Bickman and several others noted that humanities students have a much worse time of it than science students, and thus might have greater cause for supporting GESO. Humanities and social science students receive a fixed stipend, while science stipends are set by department and may depend on grant money. This disparity, where science students often may teach for fewer hours and still get more money, raises questions about what form any eventual union would take.
At New York University, where the first TA union at a private university will work to negotiate a contract, several science students were excluded from the bargaining group because they receive different types of funding, and a similar scenario potentially could play out at Yale.
It also is unclear how GESO’s relationship with other local unions will affect its plans.

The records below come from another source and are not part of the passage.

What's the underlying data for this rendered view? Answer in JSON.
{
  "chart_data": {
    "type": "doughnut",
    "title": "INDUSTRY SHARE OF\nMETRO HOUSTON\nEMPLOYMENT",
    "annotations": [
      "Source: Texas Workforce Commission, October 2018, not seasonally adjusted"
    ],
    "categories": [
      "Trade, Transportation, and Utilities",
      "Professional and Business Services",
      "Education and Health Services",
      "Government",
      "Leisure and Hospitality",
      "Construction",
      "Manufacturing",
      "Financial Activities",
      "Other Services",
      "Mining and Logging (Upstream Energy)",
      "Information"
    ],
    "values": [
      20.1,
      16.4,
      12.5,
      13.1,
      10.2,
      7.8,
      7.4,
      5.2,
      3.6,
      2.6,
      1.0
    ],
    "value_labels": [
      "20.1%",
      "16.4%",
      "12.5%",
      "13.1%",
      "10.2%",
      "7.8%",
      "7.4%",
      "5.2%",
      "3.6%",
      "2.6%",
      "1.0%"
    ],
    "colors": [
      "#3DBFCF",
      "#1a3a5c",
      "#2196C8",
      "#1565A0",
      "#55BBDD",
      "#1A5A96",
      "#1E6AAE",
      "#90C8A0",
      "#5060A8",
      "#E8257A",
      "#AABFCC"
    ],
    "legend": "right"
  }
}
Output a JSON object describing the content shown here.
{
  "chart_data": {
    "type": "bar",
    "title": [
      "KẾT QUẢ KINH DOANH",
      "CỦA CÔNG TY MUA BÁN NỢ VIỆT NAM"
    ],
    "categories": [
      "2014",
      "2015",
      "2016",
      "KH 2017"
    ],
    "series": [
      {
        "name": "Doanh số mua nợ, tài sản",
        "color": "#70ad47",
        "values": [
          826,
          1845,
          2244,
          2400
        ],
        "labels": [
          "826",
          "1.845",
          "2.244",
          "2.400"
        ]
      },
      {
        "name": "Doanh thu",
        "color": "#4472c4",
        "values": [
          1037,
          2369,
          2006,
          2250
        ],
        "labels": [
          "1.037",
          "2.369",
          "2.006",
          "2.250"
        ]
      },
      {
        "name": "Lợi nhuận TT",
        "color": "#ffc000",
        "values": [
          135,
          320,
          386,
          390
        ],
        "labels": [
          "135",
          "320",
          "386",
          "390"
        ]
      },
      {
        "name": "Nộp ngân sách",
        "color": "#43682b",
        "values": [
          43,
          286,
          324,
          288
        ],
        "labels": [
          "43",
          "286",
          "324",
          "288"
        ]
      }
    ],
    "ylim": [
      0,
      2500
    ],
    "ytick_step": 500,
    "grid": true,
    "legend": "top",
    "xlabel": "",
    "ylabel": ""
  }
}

More fundamentally, graduate students are still guessing as to how much support the proto-union acutally has and whether it might be close to gaining union status.
“”I wish I knew,” said Victor, who still is considering joining the union. “I think a lot of people wish they knew.”
A group of United Auto Workers-affiliated organizers at Columbia University Wednesday announced that they will attempt to hold a National Labor Relations Board-sponosored union election this spring, a pivotal event in Columbia’s young organizing effort.
But here at Yale, the story is a little different, as students continue to play the waiting game.
“I’m waiting for pivotal events every day,” GESO organizer Mader said.